Which is where I came in.

Playing in the sprinkler. Roger's on the left.

When she got her weaners, Clare sent out an e-mail to her list of interested pig-buyers offering half a pig to three buyers (she and Brian will keep one half for themselves). I responded quickly to the first-come-first-serve offer and will get half of Roger sometime in September. I plan to attend the killing and slaughter, then take my half to Portland's Culinary Workshop where co-owner Melinda Casady will guide Dave and I in butchering the meat.

So far I've made two trips to the farm to visit Roger. On the first visit he and Don weighed in at around 100 pounds, about the size of a big dog (top photo). I'm always startled at how much like dogs they are as they run around and play with each other, obviously enjoying rolling in the dirt or grunting with pleasure as they scratch themselves against their mobile pig house, dubbed the "Winnapigo."
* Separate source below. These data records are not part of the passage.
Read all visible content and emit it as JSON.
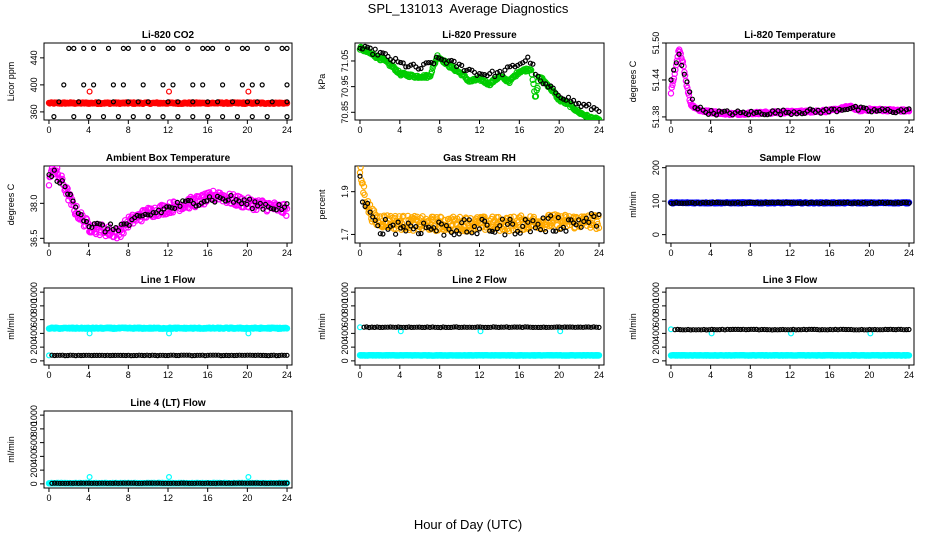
{
  "figure": {
    "title": "SPL_131013  Average Diagnostics",
    "xlabel": "Hour of Day (UTC)"
  },
  "chart_data": [
    {
      "type": "scatter",
      "title": "Li-820 CO2",
      "ylabel": "Licor ppm",
      "xlim": [
        -0.5,
        24.5
      ],
      "ylim": [
        348,
        462
      ],
      "xticks": [
        0,
        4,
        8,
        12,
        16,
        20,
        24
      ],
      "yticks": [
        360,
        400,
        440
      ],
      "ytick_labels": [
        "360",
        "400",
        "440"
      ],
      "series": [
        {
          "color": "#ff0000",
          "kind": "band",
          "x0": 0,
          "x1": 24,
          "center": 373,
          "amp": 1,
          "noise": 1,
          "n": 290,
          "size": 2.6
        },
        {
          "color": "#ff0000",
          "kind": "points",
          "x": [
            4.1,
            12.1,
            20.1
          ],
          "y": [
            390,
            390,
            390
          ],
          "size": 2.4
        },
        {
          "color": "#000000",
          "kind": "points",
          "x": [
            2,
            2.5,
            3.5,
            4.5,
            6,
            7.5,
            8,
            9.5,
            10.5,
            12,
            12.5,
            14,
            15.5,
            16,
            16.5,
            18,
            19.5,
            20,
            22,
            23.5,
            24
          ],
          "y": [
            454,
            454,
            454,
            454,
            454,
            454,
            454,
            454,
            454,
            454,
            454,
            454,
            454,
            454,
            454,
            454,
            454,
            454,
            454,
            454,
            454
          ],
          "size": 2
        },
        {
          "color": "#000000",
          "kind": "points",
          "x": [
            1.5,
            3.5,
            4.5,
            6.5,
            7.5,
            9.5,
            11.5,
            12.5,
            14.5,
            15.5,
            17.5,
            19.5,
            20.5,
            21.5,
            24
          ],
          "y": [
            400,
            400,
            400,
            400,
            400,
            400,
            400,
            400,
            400,
            400,
            400,
            400,
            400,
            400,
            400
          ],
          "size": 2
        },
        {
          "color": "#000000",
          "kind": "points",
          "x": [
            1,
            3,
            5,
            6.5,
            8,
            9,
            10,
            12,
            13,
            14.5,
            16,
            17,
            18.5,
            20,
            21,
            22.5,
            24
          ],
          "y": [
            375,
            375,
            375,
            375,
            375,
            375,
            375,
            375,
            375,
            375,
            375,
            375,
            375,
            375,
            375,
            375,
            375
          ],
          "size": 2
        },
        {
          "color": "#000000",
          "kind": "points",
          "x": [
            0.5,
            2.5,
            4,
            5.5,
            7,
            8.5,
            10,
            11.5,
            13,
            14.5,
            16,
            17.5,
            19,
            20.5,
            22,
            24
          ],
          "y": [
            353,
            353,
            353,
            353,
            353,
            353,
            353,
            353,
            353,
            353,
            353,
            353,
            353,
            353,
            353,
            353
          ],
          "size": 2
        }
      ]
    },
    {
      "type": "scatter",
      "title": "Li-820 Pressure",
      "ylabel": "kPa",
      "xlim": [
        -0.5,
        24.5
      ],
      "ylim": [
        70.82,
        71.12
      ],
      "xticks": [
        0,
        4,
        8,
        12,
        16,
        20,
        24
      ],
      "yticks": [
        70.85,
        70.95,
        71.05
      ],
      "ytick_labels": [
        "70.85",
        "70.95",
        "71.05"
      ],
      "series": [
        {
          "color": "#00cc00",
          "kind": "profile",
          "size": 2.6,
          "noise": 0.006,
          "n": 300,
          "x": [
            0,
            1.5,
            2.5,
            3.5,
            4,
            5.5,
            7,
            7.8,
            9,
            10.2,
            11,
            12,
            13,
            14,
            15,
            16,
            17.2,
            17.6,
            18,
            19,
            20,
            21,
            22,
            23,
            24
          ],
          "y": [
            71.1,
            71.07,
            71.05,
            71.02,
            71.0,
            70.99,
            70.99,
            71.07,
            71.03,
            71.0,
            70.97,
            70.98,
            70.96,
            70.99,
            70.97,
            71.01,
            71.02,
            70.9,
            70.99,
            70.95,
            70.9,
            70.88,
            70.85,
            70.83,
            70.82
          ]
        },
        {
          "color": "#000000",
          "kind": "profile",
          "size": 2,
          "noise": 0.012,
          "n": 95,
          "x": [
            0,
            2,
            4,
            6,
            8,
            10,
            12,
            14,
            16,
            17,
            18,
            20,
            22,
            24
          ],
          "y": [
            71.1,
            71.08,
            71.04,
            71.02,
            71.06,
            71.03,
            71.0,
            71.0,
            71.04,
            71.06,
            70.97,
            70.92,
            70.88,
            70.86
          ]
        }
      ]
    },
    {
      "type": "scatter",
      "title": "Li-820 Temperature",
      "ylabel": "degrees C",
      "xlim": [
        -0.5,
        24.5
      ],
      "ylim": [
        51.375,
        51.5
      ],
      "xticks": [
        0,
        4,
        8,
        12,
        16,
        20,
        24
      ],
      "yticks": [
        51.38,
        51.44,
        51.5
      ],
      "ytick_labels": [
        "51.38",
        "51.44",
        "51.50"
      ],
      "series": [
        {
          "color": "#ff00ff",
          "kind": "profile",
          "size": 2.6,
          "noise": 0.002,
          "n": 320,
          "x": [
            0,
            0.4,
            0.8,
            1.2,
            1.6,
            2,
            3,
            4,
            6,
            8,
            10,
            12,
            14,
            16,
            17,
            18,
            19,
            20,
            22,
            24
          ],
          "y": [
            51.42,
            51.45,
            51.49,
            51.47,
            51.43,
            51.4,
            51.39,
            51.388,
            51.385,
            51.386,
            51.387,
            51.388,
            51.389,
            51.39,
            51.393,
            51.397,
            51.391,
            51.392,
            51.391,
            51.39
          ]
        },
        {
          "color": "#000000",
          "kind": "profile",
          "size": 2,
          "noise": 0.004,
          "n": 90,
          "x": [
            0,
            0.8,
            1.5,
            2.5,
            4,
            8,
            12,
            16,
            18,
            20,
            24
          ],
          "y": [
            51.44,
            51.48,
            51.44,
            51.395,
            51.387,
            51.386,
            51.388,
            51.39,
            51.395,
            51.39,
            51.39
          ]
        }
      ]
    },
    {
      "type": "scatter",
      "title": "Ambient Box Temperature",
      "ylabel": "degrees C",
      "xlim": [
        -0.5,
        24.5
      ],
      "ylim": [
        36.3,
        39.6
      ],
      "xticks": [
        0,
        4,
        8,
        12,
        16,
        20,
        24
      ],
      "yticks": [
        36.5,
        38.0
      ],
      "ytick_labels": [
        "36.5",
        "38.0"
      ],
      "series": [
        {
          "color": "#ff00ff",
          "kind": "profile",
          "size": 2.6,
          "noise": 0.25,
          "n": 320,
          "x": [
            0,
            0.5,
            1.5,
            2.5,
            4,
            5,
            6,
            7,
            8,
            9,
            10,
            12,
            14,
            16,
            17,
            18,
            20,
            22,
            24
          ],
          "y": [
            39.0,
            39.5,
            38.8,
            37.8,
            37.0,
            36.9,
            36.8,
            36.7,
            37.2,
            37.4,
            37.6,
            37.8,
            38.0,
            38.2,
            38.4,
            38.2,
            38.0,
            37.9,
            37.7
          ]
        },
        {
          "color": "#000000",
          "kind": "profile",
          "size": 2,
          "noise": 0.2,
          "n": 90,
          "x": [
            0,
            0.5,
            1.5,
            4,
            6,
            8,
            10,
            12,
            14,
            16,
            18,
            20,
            22,
            24
          ],
          "y": [
            39.1,
            39.3,
            38.7,
            37.1,
            36.9,
            37.1,
            37.5,
            37.8,
            38.0,
            38.2,
            38.2,
            38.0,
            37.9,
            37.8
          ]
        }
      ]
    },
    {
      "type": "scatter",
      "title": "Gas Stream RH",
      "ylabel": "percent",
      "xlim": [
        -0.5,
        24.5
      ],
      "ylim": [
        1.66,
        2.02
      ],
      "xticks": [
        0,
        4,
        8,
        12,
        16,
        20,
        24
      ],
      "yticks": [
        1.7,
        1.9
      ],
      "ytick_labels": [
        "1.7",
        "1.9"
      ],
      "series": [
        {
          "color": "#ffaa00",
          "kind": "profile",
          "size": 2.6,
          "noise": 0.035,
          "n": 360,
          "x": [
            0,
            0.3,
            0.8,
            1.5,
            3,
            6,
            9,
            12,
            15,
            18,
            21,
            24
          ],
          "y": [
            2.0,
            1.92,
            1.83,
            1.77,
            1.76,
            1.75,
            1.75,
            1.75,
            1.75,
            1.76,
            1.76,
            1.76
          ]
        },
        {
          "color": "#000000",
          "kind": "profile",
          "size": 2,
          "noise": 0.04,
          "n": 95,
          "x": [
            0,
            0.3,
            1.5,
            4,
            8,
            12,
            16,
            20,
            24
          ],
          "y": [
            1.95,
            1.85,
            1.74,
            1.74,
            1.73,
            1.73,
            1.74,
            1.75,
            1.77
          ]
        }
      ]
    },
    {
      "type": "scatter",
      "title": "Sample Flow",
      "ylabel": "ml/min",
      "xlim": [
        -0.5,
        24.5
      ],
      "ylim": [
        -25,
        205
      ],
      "xticks": [
        0,
        4,
        8,
        12,
        16,
        20,
        24
      ],
      "yticks": [
        0,
        100,
        200
      ],
      "ytick_labels": [
        "0",
        "100",
        "200"
      ],
      "series": [
        {
          "color": "#0000ff",
          "kind": "band",
          "x0": 0,
          "x1": 24,
          "center": 95,
          "amp": 0,
          "noise": 1.5,
          "n": 300,
          "size": 2.6
        },
        {
          "color": "#000000",
          "kind": "band",
          "x0": 0,
          "x1": 24,
          "center": 95,
          "amp": 0,
          "noise": 1.5,
          "n": 90,
          "size": 2
        }
      ]
    },
    {
      "type": "scatter",
      "title": "Line 1 Flow",
      "ylabel": "ml/min",
      "xlim": [
        -0.5,
        24.5
      ],
      "ylim": [
        -60,
        1060
      ],
      "xticks": [
        0,
        4,
        8,
        12,
        16,
        20,
        24
      ],
      "yticks": [
        0,
        200,
        400,
        600,
        800,
        1000
      ],
      "ytick_labels": [
        "0",
        "200",
        "400",
        "600",
        "800",
        "1000"
      ],
      "series": [
        {
          "color": "#00ffff",
          "kind": "band",
          "x0": 0,
          "x1": 24,
          "center": 475,
          "amp": 0,
          "noise": 8,
          "n": 300,
          "size": 2.6
        },
        {
          "color": "#00ffff",
          "kind": "points",
          "x": [
            0,
            4.1,
            12.1,
            20.1
          ],
          "y": [
            80,
            400,
            400,
            400
          ],
          "size": 2.4
        },
        {
          "color": "#000000",
          "kind": "band",
          "x0": 0.3,
          "x1": 24,
          "center": 80,
          "amp": 0,
          "noise": 3,
          "n": 90,
          "size": 2
        }
      ]
    },
    {
      "type": "scatter",
      "title": "Line 2 Flow",
      "ylabel": "ml/min",
      "xlim": [
        -0.5,
        24.5
      ],
      "ylim": [
        -60,
        1060
      ],
      "xticks": [
        0,
        4,
        8,
        12,
        16,
        20,
        24
      ],
      "yticks": [
        0,
        200,
        400,
        600,
        800,
        1000
      ],
      "ytick_labels": [
        "0",
        "200",
        "400",
        "600",
        "800",
        "1000"
      ],
      "series": [
        {
          "color": "#00ffff",
          "kind": "band",
          "x0": 0,
          "x1": 24,
          "center": 80,
          "amp": 0,
          "noise": 3,
          "n": 300,
          "size": 2.6
        },
        {
          "color": "#00ffff",
          "kind": "points",
          "x": [
            0,
            4.1,
            12.1,
            20.1
          ],
          "y": [
            490,
            430,
            430,
            430
          ],
          "size": 2.4
        },
        {
          "color": "#000000",
          "kind": "band",
          "x0": 0.4,
          "x1": 24,
          "center": 490,
          "amp": 0,
          "noise": 4,
          "n": 90,
          "size": 2
        }
      ]
    },
    {
      "type": "scatter",
      "title": "Line 3 Flow",
      "ylabel": "ml/min",
      "xlim": [
        -0.5,
        24.5
      ],
      "ylim": [
        -60,
        1060
      ],
      "xticks": [
        0,
        4,
        8,
        12,
        16,
        20,
        24
      ],
      "yticks": [
        0,
        200,
        400,
        600,
        800,
        1000
      ],
      "ytick_labels": [
        "0",
        "200",
        "400",
        "600",
        "800",
        "1000"
      ],
      "series": [
        {
          "color": "#00ffff",
          "kind": "band",
          "x0": 0,
          "x1": 24,
          "center": 80,
          "amp": 0,
          "noise": 3,
          "n": 300,
          "size": 2.6
        },
        {
          "color": "#00ffff",
          "kind": "points",
          "x": [
            0,
            4.1,
            12.1,
            20.1
          ],
          "y": [
            460,
            400,
            400,
            400
          ],
          "size": 2.4
        },
        {
          "color": "#000000",
          "kind": "band",
          "x0": 0.4,
          "x1": 24,
          "center": 455,
          "amp": 0,
          "noise": 4,
          "n": 90,
          "size": 2
        }
      ]
    },
    {
      "type": "scatter",
      "title": "Line 4 (LT) Flow",
      "ylabel": "ml/min",
      "xlim": [
        -0.5,
        24.5
      ],
      "ylim": [
        -60,
        1060
      ],
      "xticks": [
        0,
        4,
        8,
        12,
        16,
        20,
        24
      ],
      "yticks": [
        0,
        200,
        400,
        600,
        800,
        1000
      ],
      "ytick_labels": [
        "0",
        "200",
        "400",
        "600",
        "800",
        "1000"
      ],
      "series": [
        {
          "color": "#00ffff",
          "kind": "band",
          "x0": 0,
          "x1": 24,
          "center": 10,
          "amp": 0,
          "noise": 3,
          "n": 300,
          "size": 2.6
        },
        {
          "color": "#00ffff",
          "kind": "points",
          "x": [
            4.1,
            12.1,
            20.1
          ],
          "y": [
            100,
            100,
            100
          ],
          "size": 2.4
        },
        {
          "color": "#000000",
          "kind": "band",
          "x0": 0.3,
          "x1": 24,
          "center": 10,
          "amp": 0,
          "noise": 2,
          "n": 90,
          "size": 2
        }
      ]
    }
  ]
}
If this is slop, give me some, too!

They'll even play a piggy version of tag, ears pricked up at attention as you run behind their house, running around to "tag" you when you peek out, then dashing away to start again. On my second trip three weeks later they weighed around 200 pounds (above left and right). Clare turned on the hose and they ran under its arcing spray like kids playing in a sprinkler on a hot summer day.
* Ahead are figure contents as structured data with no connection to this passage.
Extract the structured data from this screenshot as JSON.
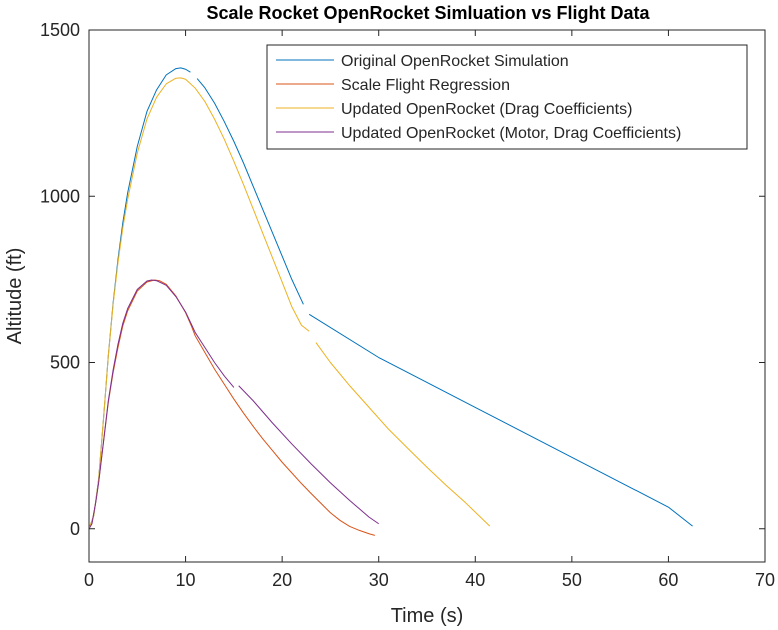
{
  "chart_data": {
    "type": "line",
    "title": "Scale Rocket OpenRocket Simluation vs Flight Data",
    "xlabel": "Time (s)",
    "ylabel": "Altitude (ft)",
    "xlim": [
      0,
      70
    ],
    "ylim": [
      -100,
      1500
    ],
    "xticks": [
      0,
      10,
      20,
      30,
      40,
      50,
      60,
      70
    ],
    "xtick_labels": [
      "0",
      "10",
      "20",
      "30",
      "40",
      "50",
      "60",
      "70"
    ],
    "yticks": [
      0,
      500,
      1000,
      1500
    ],
    "ytick_labels": [
      "0",
      "500",
      "1000",
      "1500"
    ],
    "grid": false,
    "legend_position": "top-right",
    "series": [
      {
        "name": "Original OpenRocket Simulation",
        "color": "#0072BD",
        "segments": [
          [
            [
              0,
              0
            ],
            [
              0.5,
              40
            ],
            [
              1,
              150
            ],
            [
              1.5,
              330
            ],
            [
              2,
              520
            ],
            [
              2.5,
              680
            ],
            [
              3,
              810
            ],
            [
              3.5,
              920
            ],
            [
              4,
              1010
            ],
            [
              5,
              1150
            ],
            [
              6,
              1255
            ],
            [
              7,
              1320
            ],
            [
              8,
              1365
            ],
            [
              9,
              1384
            ],
            [
              9.5,
              1386
            ],
            [
              10,
              1382
            ],
            [
              10.5,
              1373
            ]
          ],
          [
            [
              11.2,
              1354
            ],
            [
              12,
              1326
            ],
            [
              13,
              1280
            ],
            [
              14,
              1225
            ],
            [
              15,
              1165
            ],
            [
              16,
              1100
            ],
            [
              17,
              1030
            ],
            [
              18,
              960
            ],
            [
              19,
              890
            ],
            [
              20,
              820
            ],
            [
              21,
              750
            ],
            [
              22.2,
              675
            ]
          ],
          [
            [
              22.8,
              645
            ],
            [
              30,
              515
            ],
            [
              40,
              365
            ],
            [
              50,
              215
            ],
            [
              60,
              65
            ],
            [
              62.5,
              8
            ]
          ]
        ]
      },
      {
        "name": "Scale Flight Regression",
        "color": "#D95319",
        "segments": [
          [
            [
              0,
              0
            ],
            [
              0.3,
              15
            ],
            [
              0.7,
              80
            ],
            [
              1,
              140
            ],
            [
              1.5,
              260
            ],
            [
              2,
              380
            ],
            [
              2.5,
              470
            ],
            [
              3,
              545
            ],
            [
              3.5,
              610
            ],
            [
              4,
              655
            ],
            [
              5,
              715
            ],
            [
              6,
              742
            ],
            [
              6.8,
              748
            ],
            [
              7.3,
              746
            ],
            [
              8,
              735
            ],
            [
              9,
              700
            ],
            [
              10,
              650
            ],
            [
              10.6,
              610
            ],
            [
              11,
              580
            ],
            [
              12,
              530
            ],
            [
              13,
              480
            ],
            [
              14,
              435
            ],
            [
              15,
              390
            ],
            [
              16,
              348
            ],
            [
              17,
              308
            ],
            [
              18,
              270
            ],
            [
              19,
              235
            ],
            [
              20,
              200
            ],
            [
              21,
              168
            ],
            [
              22,
              136
            ],
            [
              23,
              106
            ],
            [
              24,
              77
            ],
            [
              25,
              48
            ],
            [
              26,
              25
            ],
            [
              27,
              7
            ],
            [
              28,
              -5
            ],
            [
              29,
              -15
            ],
            [
              29.6,
              -20
            ]
          ]
        ]
      },
      {
        "name": "Updated OpenRocket (Drag Coefficients)",
        "color": "#EDB120",
        "segments": [
          [
            [
              0,
              0
            ],
            [
              0.5,
              40
            ],
            [
              1,
              150
            ],
            [
              1.5,
              330
            ],
            [
              2,
              520
            ],
            [
              2.5,
              675
            ],
            [
              3,
              800
            ],
            [
              3.5,
              905
            ],
            [
              4,
              990
            ],
            [
              5,
              1130
            ],
            [
              6,
              1232
            ],
            [
              7,
              1298
            ],
            [
              8,
              1338
            ],
            [
              9,
              1355
            ],
            [
              9.5,
              1356
            ],
            [
              10,
              1352
            ],
            [
              11,
              1325
            ],
            [
              12,
              1285
            ],
            [
              13,
              1232
            ],
            [
              14,
              1172
            ],
            [
              15,
              1105
            ],
            [
              16,
              1035
            ],
            [
              17,
              962
            ],
            [
              18,
              888
            ],
            [
              19,
              815
            ],
            [
              20,
              742
            ],
            [
              21,
              668
            ],
            [
              22,
              612
            ],
            [
              22.8,
              594
            ]
          ],
          [
            [
              23.5,
              560
            ],
            [
              25,
              500
            ],
            [
              27,
              430
            ],
            [
              29,
              365
            ],
            [
              31,
              300
            ],
            [
              33,
              242
            ],
            [
              35,
              185
            ],
            [
              37,
              130
            ],
            [
              39,
              78
            ],
            [
              41.5,
              8
            ]
          ]
        ]
      },
      {
        "name": "Updated OpenRocket (Motor, Drag Coefficients)",
        "color": "#7E2F8E",
        "segments": [
          [
            [
              0,
              0
            ],
            [
              0.3,
              15
            ],
            [
              0.7,
              80
            ],
            [
              1,
              140
            ],
            [
              1.5,
              262
            ],
            [
              2,
              385
            ],
            [
              2.5,
              478
            ],
            [
              3,
              555
            ],
            [
              3.5,
              618
            ],
            [
              4,
              662
            ],
            [
              5,
              720
            ],
            [
              6,
              745
            ],
            [
              6.5,
              748
            ],
            [
              7,
              746
            ],
            [
              8,
              732
            ],
            [
              9,
              698
            ],
            [
              10,
              652
            ],
            [
              10.6,
              615
            ],
            [
              11,
              590
            ],
            [
              12,
              545
            ],
            [
              13,
              500
            ],
            [
              14,
              460
            ],
            [
              15,
              425
            ]
          ],
          [
            [
              15.5,
              430
            ],
            [
              17,
              385
            ],
            [
              19,
              318
            ],
            [
              21,
              255
            ],
            [
              23,
              195
            ],
            [
              25,
              138
            ],
            [
              27,
              85
            ],
            [
              29,
              35
            ],
            [
              30,
              15
            ]
          ]
        ]
      }
    ]
  }
}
My next visit is in a little more than a week, with slaughter scheduled for mid-September. And while I have no illusions about developing a deep relationship with Roger, I'm wondering if spending some time with him is going to change the experience of consumption in unexpected ways. Regardless, I'll be sure to let you know what happens in future installments.

Read the other posts in this series: Roger Grows Up, Saying Goodbye, The Day Finally Comes, The Meat of the Matter and Pasture to Plate.


Anonymous said...

Some friends of mine bought a cow to slaughter later in the year. I tried to name it "Chop", their children named it "Annabelle." The Cow is still alive five years later.
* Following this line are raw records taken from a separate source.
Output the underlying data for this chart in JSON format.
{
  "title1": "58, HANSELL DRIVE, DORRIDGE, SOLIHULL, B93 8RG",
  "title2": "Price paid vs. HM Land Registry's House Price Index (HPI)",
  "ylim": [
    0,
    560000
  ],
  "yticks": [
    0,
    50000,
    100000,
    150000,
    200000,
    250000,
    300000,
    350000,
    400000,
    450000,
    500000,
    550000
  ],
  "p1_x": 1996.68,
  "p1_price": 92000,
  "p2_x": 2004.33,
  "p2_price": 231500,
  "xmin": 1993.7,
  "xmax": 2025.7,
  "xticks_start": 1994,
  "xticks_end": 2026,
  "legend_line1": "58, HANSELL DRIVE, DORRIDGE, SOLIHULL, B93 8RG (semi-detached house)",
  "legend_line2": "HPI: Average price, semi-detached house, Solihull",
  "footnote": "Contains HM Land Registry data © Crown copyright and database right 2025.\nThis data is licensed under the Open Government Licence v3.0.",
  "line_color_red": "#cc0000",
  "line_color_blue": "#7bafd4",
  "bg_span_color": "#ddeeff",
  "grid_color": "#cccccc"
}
Not that they became vegetarians or anything. They just couldn't bear to have someone kill the cow.

Lacy said...

we bought our half of a pig for the first time this year from a local farmer and honestly my whole life I had thought I didn't like ham but I was wrong. This stuff is EPIC. Nothing like store bought crap...I never even thought about killing and butchering our own..excited to hear how it goes!

Kathleen Bauer said...

Honestly, Anon, I'm in awe of farmers like Clare who bond with their animals (versus treating them like objects), and allow themselves to feel the loss each time.

And Lacy, glad you've come around to the ham…it really does make a difference in the flavor, doesn't it? To be clear, though, I'm not going to kill Roger, but I will be there to witness the killing. Clare hires a fellow from Frontier Custom Cutting to do it (see previous post).

Johnna said...

I have hens, silly little birds who each lay an egg a day. I did not expect them to each have such distinct personalities, differing likes in food, ability to connect with the other animals who share our home. One of our hens passed this month and I was shocked at how sad I was, I really had bonded with her. And I know I'll never eat chicken again. I don't know how farmers do it.

shannaigan said...

I was raised with these animals...and your blog reminds me of the struggle with knowing "exactly" where our products come from. My most memorable "pets" were affectionately name Linnie and Squiggy (yes I am 40)...I appreciate the importance of knowing where our food comes from, but I think I am too "soft" these days to actually have "known" my food. That said I appreciate your diligence though if I were in your position, I think I would be happier "sponsoring" my meat and not "meating" it (knowing it's personality). You are doing a good job. Coming from a rural upbringing, I commend you.